At the bus stop, the homeless wait endlessly. For what, no one knows. Some wait for the end of their homelessness, some for the kindness of a passing stranger to hand them coins and blue notes, some for the children who said they would come back to get them. They wait from sunrise to sunrise again, sleeping only when they are too tired to wait, eating what is begged from the leftovers of others.

Sometimes, the homeless carry tales. One, a lady in a black dress and thinning flip-flops, tells the tale of when she was rich – the richest in Lorong Haji Taib with cars and lovers all waiting for her affection. Until one day a lover introduced her to drugs, and now all that is left for her is to wait for her fix.

In front of the wholesale store, the Minang people wait for the people who may pass by and are in need of their service. They are known in Lorong Haji Taib as the massagers. Their grind starts at night because when the sun is shining above, they are just like any other migrant, working at the wholesale store, at restaurants, at the Chow Kit wet market. For some, their job is not only massaging for they also sell ubat kuat and other sexual paraphernalia to customers that may need the services of sex workers later.

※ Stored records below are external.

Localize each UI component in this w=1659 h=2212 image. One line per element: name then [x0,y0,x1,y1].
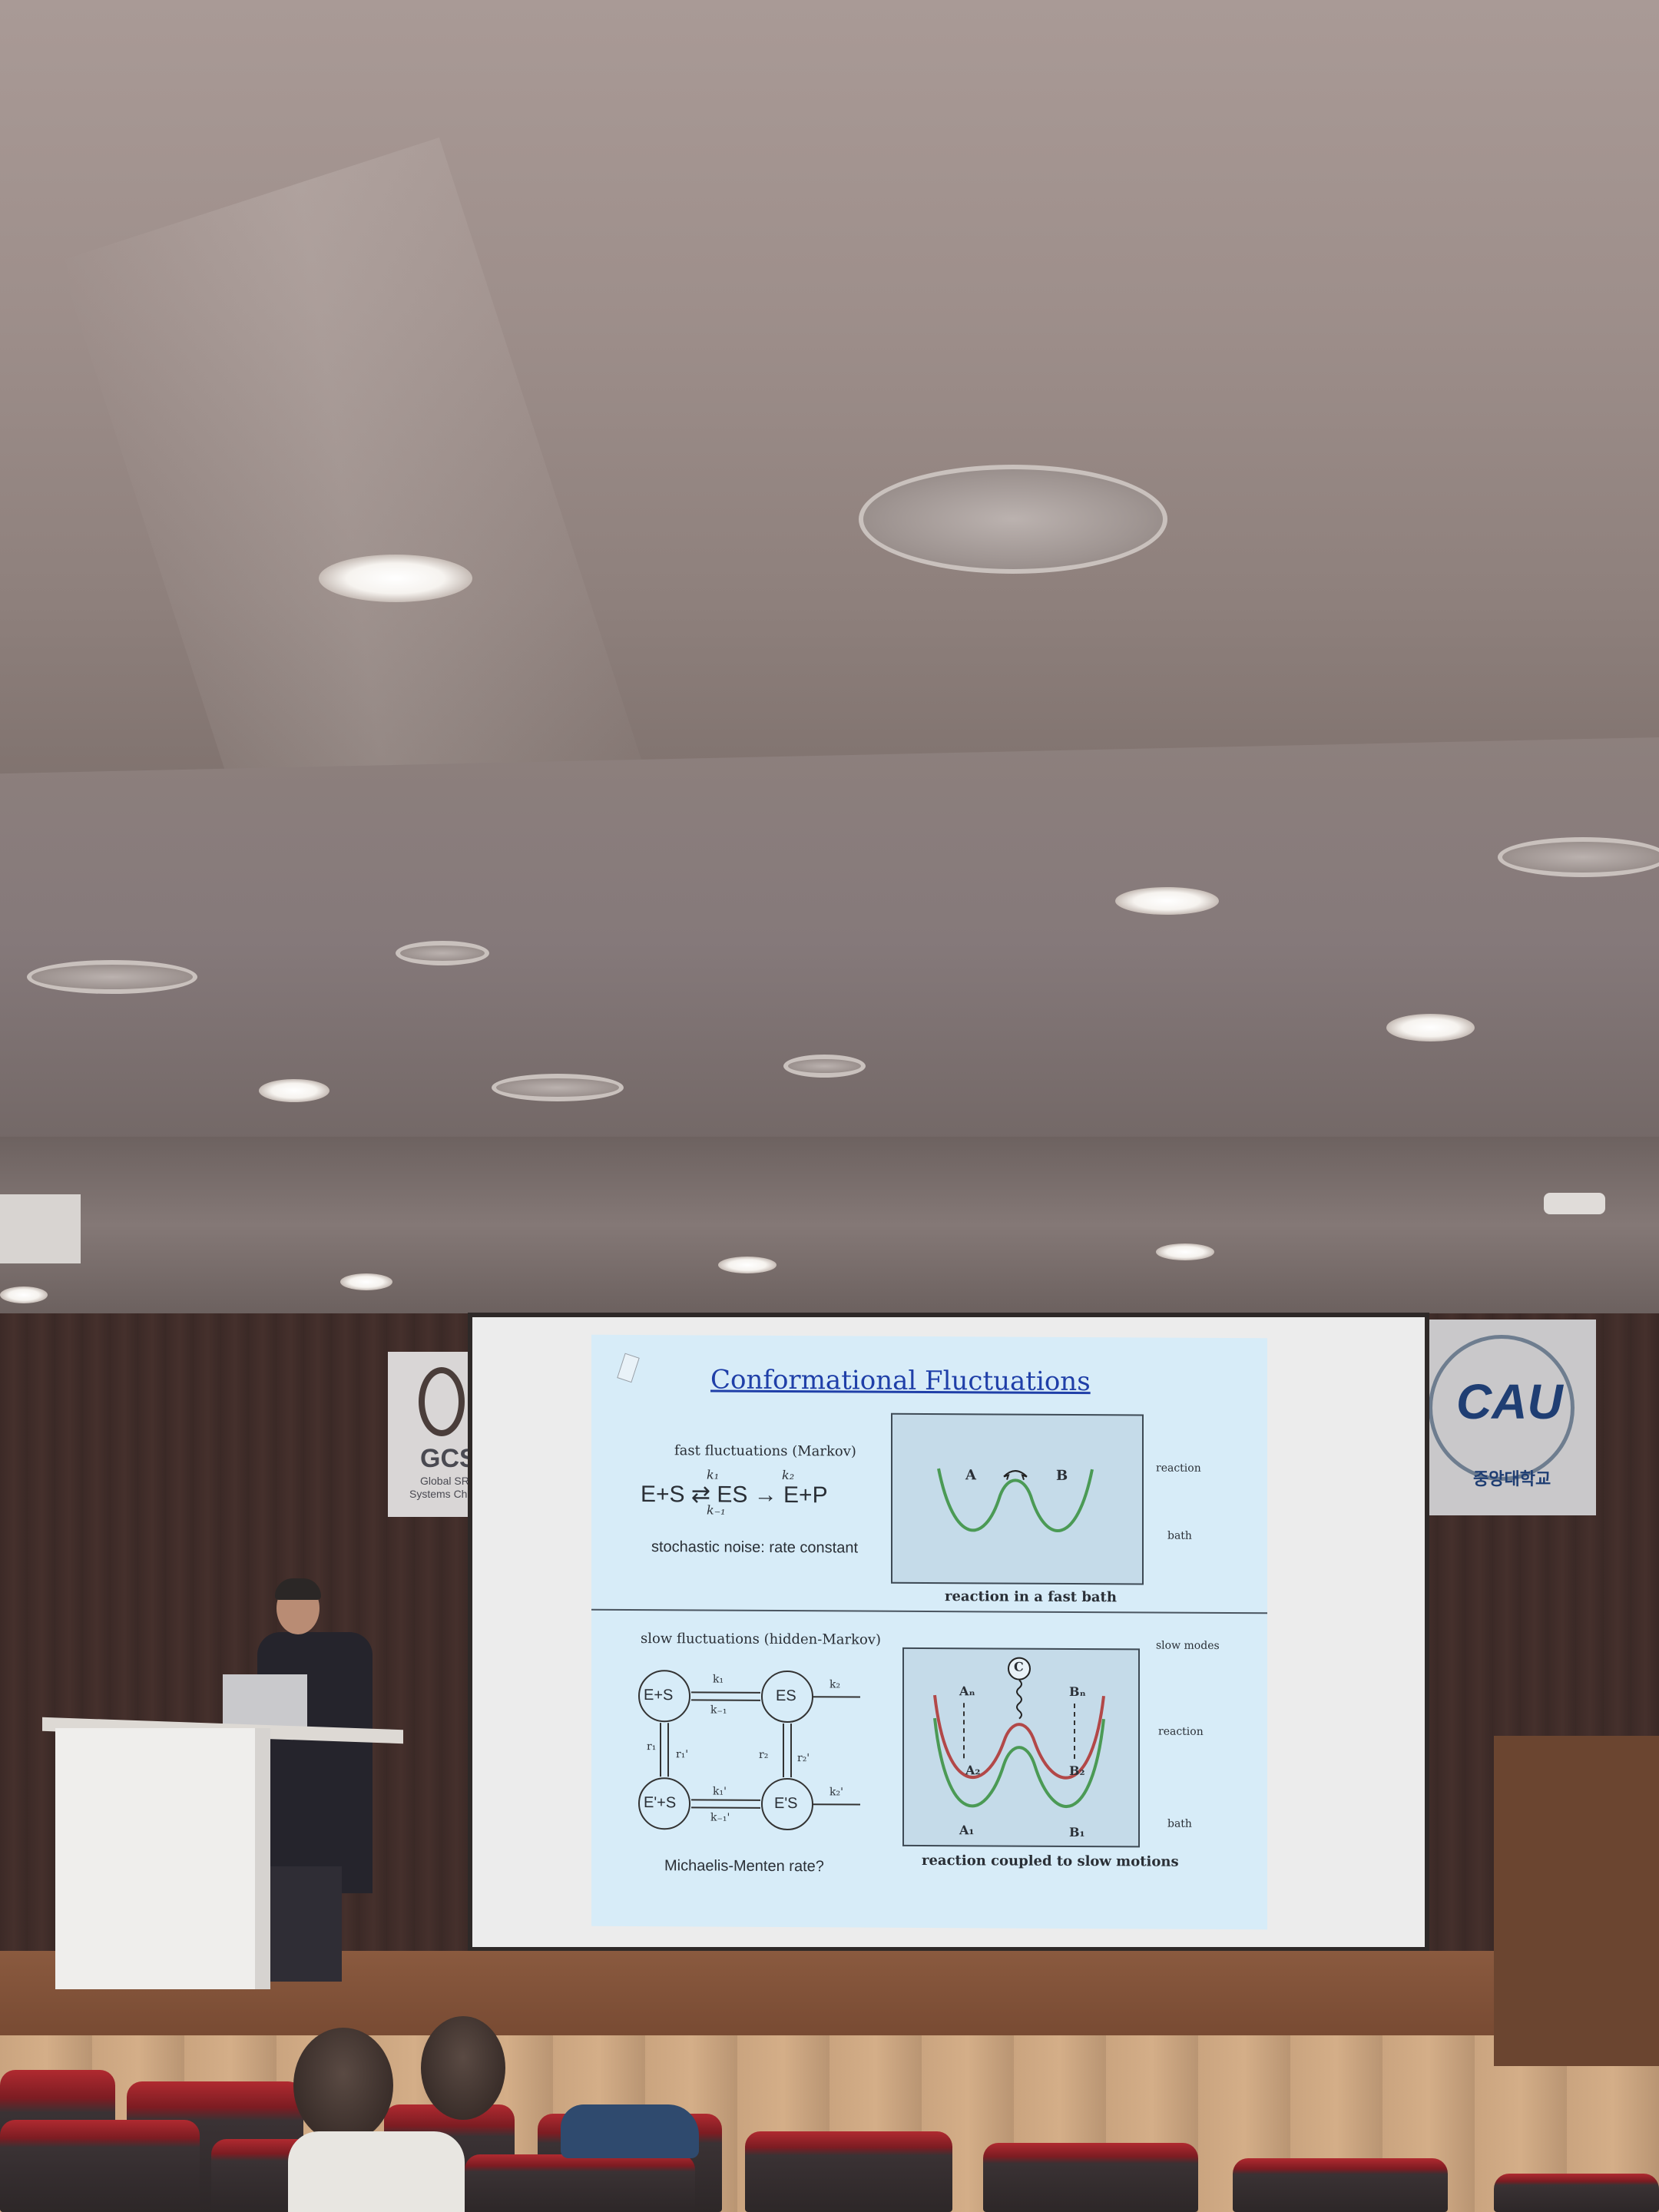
audience-head [421,2016,505,2120]
rate-k2p: k₂' [830,1786,843,1799]
rate-r2p: r₂' [797,1752,810,1765]
audience-head [293,2028,393,2143]
fast-bath-panel: A B [891,1412,1144,1585]
state-eps-complex: E'S [774,1794,798,1813]
ceiling-vent [492,1074,624,1101]
level-b1: B₁ [1069,1824,1085,1840]
cau-logo: CAU [1456,1374,1563,1429]
ceiling-vent [27,960,197,994]
fast-bath-label: bath [1167,1529,1192,1542]
level-b2: B₂ [1069,1763,1085,1779]
banner-left-sub: Systems Che [409,1488,474,1500]
ceiling [0,0,1659,860]
level-bn: Bₙ [1069,1684,1086,1700]
double-well-plot [937,1468,1094,1532]
cau-seal-icon [1429,1335,1575,1481]
gcs-logo-icon [419,1367,465,1436]
fast-k1: k₁ [707,1467,720,1482]
state-es: E+S [644,1687,674,1704]
speaker-legs [269,1866,342,1982]
slow-motion-panel: C Aₙ Bₙ A₂ B₂ A₁ B₁ [902,1647,1140,1848]
slide-title: Conformational Fluctuations [710,1364,1091,1398]
auditorium-seat [1494,2174,1659,2212]
ceiling-light [1156,1243,1214,1260]
lectern [55,1728,270,1989]
ceiling-light [259,1079,329,1102]
fast-caption: stochastic noise: rate constant [651,1538,859,1557]
slow-modes-label: slow modes [1156,1639,1220,1652]
rate-k1p: k₁' [713,1785,727,1798]
slow-caption: Michaelis-Menten rate? [664,1857,824,1876]
rate-r2: r₂ [759,1748,769,1761]
wooden-lectern [1494,1736,1659,2066]
fast-reaction-scheme: E+S ⇄ ES → E+P [641,1482,828,1508]
rate-k2: k₂ [830,1678,841,1691]
ceiling-light [1386,1014,1475,1041]
fast-fluct-heading: fast fluctuations (Markov) [674,1442,856,1460]
ceiling-light [340,1273,392,1290]
speaker [257,1632,373,1893]
speaker-hair [275,1578,321,1600]
rate-km1p: k₋₁' [710,1811,730,1824]
projector [0,1194,81,1263]
level-a2: A₂ [965,1763,981,1778]
coupled-wells-plot [933,1657,1105,1808]
hidden-markov-scheme [638,1670,860,1831]
auditorium-seat [0,2120,200,2212]
slide-divider [591,1608,1267,1614]
jacket-on-seat [561,2104,699,2158]
well-label-a: A [965,1467,976,1484]
banner-left-title: GCS [420,1444,477,1473]
auditorium-seat [1233,2158,1448,2212]
rate-r1: r₁ [647,1740,657,1753]
state-eps: E'+S [644,1794,677,1812]
ceiling-beam [0,737,1659,1190]
banner-right: CAU 중앙대학교 [1412,1320,1596,1515]
slow-motion-caption: reaction coupled to slow motions [922,1852,1179,1870]
slide: Conformational Fluctuations fast fluctua… [591,1334,1267,1930]
ceiling-light [718,1257,777,1273]
level-an: Aₙ [959,1684,975,1699]
ceiling-light [319,555,472,602]
slide-corner-icon [617,1353,640,1383]
smoke-detector [1544,1193,1605,1214]
auditorium-seat [745,2131,952,2212]
level-a1: A₁ [959,1823,975,1838]
cau-korean-name: 중앙대학교 [1473,1469,1551,1488]
auditorium-seat [465,2154,695,2212]
soffit [0,1137,1659,1313]
rate-r1p: r₁' [676,1748,689,1761]
laptop [223,1674,307,1728]
ceiling-vent [396,941,489,965]
slow-fluct-heading: slow fluctuations (hidden-Markov) [641,1631,882,1648]
fast-km1: k₋₁ [707,1502,726,1518]
rate-km1: k₋₁ [710,1704,727,1717]
state-es-complex: ES [776,1687,796,1705]
slow-mode-c: C [1014,1659,1024,1674]
banner-left: GCS Global SRC Systems Che [388,1352,488,1517]
ceiling-vent [783,1055,866,1078]
banner-left-sub: Global SRC [420,1475,477,1487]
well-label-b: B [1056,1467,1068,1484]
slow-reaction-label: reaction [1158,1725,1204,1738]
ceiling-light [0,1286,48,1303]
fast-k2: k₂ [782,1467,795,1483]
rate-k1: k₁ [713,1673,724,1686]
ceiling-light [1115,887,1219,915]
ceiling-vent [859,465,1167,574]
slow-bath-label: bath [1167,1817,1192,1830]
auditorium-seat [983,2143,1198,2212]
ceiling-vent [1498,837,1659,877]
fast-bath-caption: reaction in a fast bath [945,1588,1117,1606]
fast-reaction-label: reaction [1156,1462,1201,1475]
audience-shirt [288,2131,465,2212]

The sex workers wait by the stairs. When they spot authorities passing by, they scurry into the darkness of the unlit stairs. Later, they come out again, still waiting for customers for their meagre daily payments. They come from all around the world, but many are from Medan, Indonesia. They flock to Lorong Haji Taib which promises a better livelihood than they had where they came from.

In the small universe that is Lorong Haji Taib, the lives of the residents are interwoven with each other as all of them wait for their own reasons – for customers, for kindness and for the inevitable circumstances. And they will continue to wait for the promised gift of tomorrow.